The problem with storytelling in games is that most stories are either very specific, or totally ambiguous. There’s something to be said about all types of storytelling, emergent, environmental or cinematic. With Where the Heart is, we wanted to tell a story with the minimal resources we had. Like I learned at Brooke Maggs’ Narrative Design talk at GCAP ’16, working within your limitations forces creative solutions. We didn’t have a particular story to tell with this game, because I felt it would distract from our game’s intended meaning – that home is what you make it. We wanted to employ emergent techniques for the player to tell their own story as they make use of our systems.
The first step in this was to establish a timeline for the events in the player’s life. We felt there were 4 distinct stages that we could use as touchstones: teenage years in your parent’s house, moving into a tiny flat for uni, an apartment for your career, and your retirement home. The differences between these areas were the external environment, the architecture, and the objects within them.
Teenage Years In Your Your Parents’ House
This area doubles as a tutorial and a natural way to start the player off. In the beginning area, the player has very few objects in their possession, and you see all they have in the beginning areas. You can also see the movie posters on the walls – these are the formative movie interests of the character which develop over the course of the game. The player’s possessions are cheap as well – their bed is wooden and kinda rubbish, their desk has CD racks (and who uses CDs anymore??), and their books mostly consist of academic novels with a few interests here and there. The room itself is actually modelled off my room back home in Townsville, down to the incandescent lights, wall colourings, and the foliage outside the window. My house has been around since I moved in there in 2001 (and probably many years prior) so I thought it is a great place to start the narrative from.
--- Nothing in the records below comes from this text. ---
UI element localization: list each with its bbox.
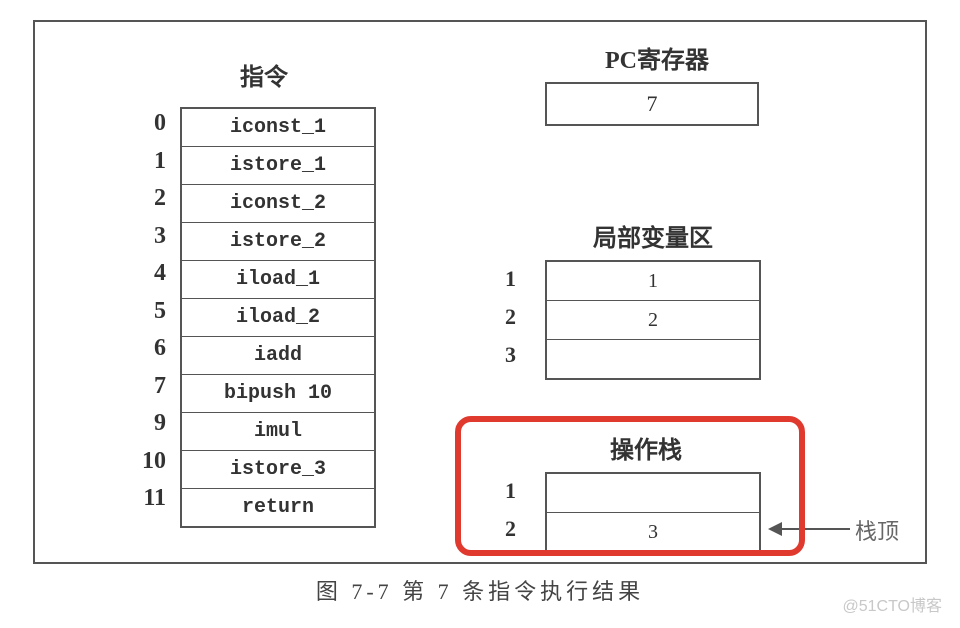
instruction-cell: iconst_2 [181,185,375,223]
operand-stack-title: 操作栈 [610,430,682,465]
instruction-cell: iadd [181,337,375,375]
stack-top-label: 栈顶 [855,514,899,546]
instruction-index: 9 [130,405,166,443]
instruction-index: 6 [130,330,166,368]
instruction-index: 4 [130,255,166,293]
instruction-cell: imul [181,413,375,451]
instruction-index: 1 [130,143,166,181]
stack-index: 2 [505,510,516,548]
stack-cell [546,473,760,513]
local-vars-title: 局部变量区 [593,218,713,253]
instruction-cell: istore_3 [181,451,375,489]
figure-caption: 图 7-7 第 7 条指令执行结果 [20,574,940,606]
instruction-index: 11 [130,480,166,518]
instruction-cell: bipush 10 [181,375,375,413]
instruction-cell: istore_1 [181,147,375,185]
stack-cell: 3 [546,513,760,553]
pc-register-value: 7 [545,82,759,126]
local-var-cell: 1 [546,261,760,301]
operand-stack-indices: 1 2 [505,472,516,548]
instruction-cell: iconst_1 [181,108,375,147]
instruction-title: 指令 [240,57,288,92]
local-var-index: 1 [505,260,516,298]
local-var-index: 2 [505,298,516,336]
instruction-index: 2 [130,180,166,218]
instruction-indices: 0 1 2 3 4 5 6 7 9 10 11 [130,105,166,518]
watermark-text: @51CTO博客 [842,592,942,616]
instruction-index: 10 [130,443,166,481]
instruction-table: iconst_1 istore_1 iconst_2 istore_2 iloa… [180,107,376,528]
instruction-index: 0 [130,105,166,143]
local-var-index: 3 [505,336,516,374]
local-var-cell [546,340,760,380]
instruction-index: 7 [130,368,166,406]
local-vars-indices: 1 2 3 [505,260,516,374]
local-vars-table: 1 2 [545,260,761,380]
diagram-frame: 指令 0 1 2 3 4 5 6 7 9 10 11 iconst_1 isto… [33,20,927,564]
instruction-cell: iload_2 [181,299,375,337]
instruction-index: 5 [130,293,166,331]
operand-stack-table: 3 [545,472,761,553]
local-var-cell: 2 [546,301,760,340]
stack-index: 1 [505,472,516,510]
arrow-icon [770,528,850,530]
pc-register-title: PC寄存器 [605,40,709,75]
instruction-cell: istore_2 [181,223,375,261]
instruction-index: 3 [130,218,166,256]
instruction-cell: iload_1 [181,261,375,299]
instruction-cell: return [181,489,375,528]
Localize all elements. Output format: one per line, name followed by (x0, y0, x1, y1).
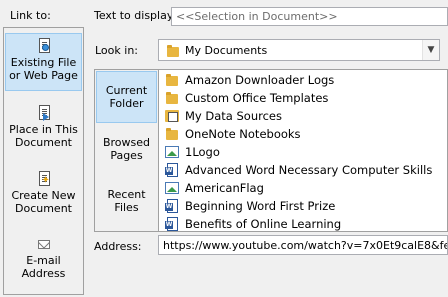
list-item[interactable]: Advanced Word Necessary Computer Skills (159, 161, 447, 179)
nav-browsed-pages[interactable]: Browsed Pages (96, 130, 157, 170)
address-input[interactable]: https://www.youtube.com/watch?v=7x0Et9ca… (158, 235, 448, 255)
nav-current-folder[interactable]: Current Folder (96, 71, 157, 123)
list-item[interactable]: OneNote Notebooks (159, 125, 447, 143)
list-item[interactable]: Benefits of Online Learning (159, 215, 447, 231)
link-to-item-label: E-mail Address (21, 254, 66, 280)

Moving Into a Tiny Flat For Uni
This stage is where I am now, living with two people in a small but homely flat for my uni days (and maybe longer). I own a lot more stuff now than before, but much of what I own is derived from the stuff I owned when I was younger. With what money I have, I have the bare essentials, but they aren’t flashy. The in-game flat is derived mostly from one of my friends’ studio apartments. It’s cheap, but gets the job done. His flat has nothing interesting out of the windows, but is quite small and cozy in its own way. The colour scheme, however, is ripped straight from my own flat – which is a cheap building that’s been around for decades, which you see in its walls, tiles and carpets.
Would You Like an Apartment With Your Career?
The apartment is more of a dream of mine. However many years it takes (in the game, it’s 9 from now) I will eventually have the money and stability for a nice apartment. This apartment looks over the rest of the city, towering over much of the low-cost flats or residential homes in the area. The apartment is derived from an apartment I inspected in Fortitude Valley. It didn’t have the space we needed when wondering about renewing our lease, but it did have a few cool designs that I adapted, such as the separate kitchen that is still connected to the living room, the bedroom layout, and the use of wide windows. Its colour scheme is derives from a luxury apartment with its splash of bright colours mixed with dark browns and bright whites. You will notice that the player has many many more possessions in this apartment compared to previously, and those possessions occasionally use different materials, like how the dining table has a glass top, or the computer has a different colour scheme. There are more books and more posters to accompany, as the player continues to follow their interests. The bed changes to a nicer looking double bed, the player now owns a massive flat-screen TV and TV stand, and the player has pot plants to spice up their house.
The final stage is retirement. The home itself is between the other residential houses, and its design takes cues from the second house and my grandma’s retirement flat. It’s slightly bigger but still small for the single flat that it is. The retirement home has many of the same possessions that the Apartment has, since these items are still worth keeping, even items like the bookshelves and furniture. The colour scheme takes cues from some retirement home ads I’ve seen online, with warm pinks and splotches of red. The movie posters and books still carry over to this new flat, because the retirement home is the last place the player will move in to, and they can’t progress past there.
Did it all work?
Because we only had a relatively small team of artists (and not all of them worked on 3D models or posters) we couldn’t take advantage of any bespoke story assets when constructing Where the Heart Is’ narrative. We also didn’t want any forced narrative to obscure the game’s core, that home is what you make it. Our narrative approach lead to the final product, but even at the exhibition, people asked why the character was still alone in the final stretch of the game. An addition that we didn’t have time to add is packing up the house you made prior to moving to the next house. I feel like a packing mechanic would have emphasised the connection that the player has to the items they own; what they don’t pack won’t stay with them. We also didn’t have the opportunity to use colour correction to emphasise how the mood of the room changes as we unpack our stuff. We intended to start with a cold blue colour, that transitioned to warm reds when the player moves all of the objects in each level. Perhaps there is no perfect way for the player to tell their own story through emergent storytelling, but I think our final product lends itself best to what we want the player to take away from Where the Heart Is.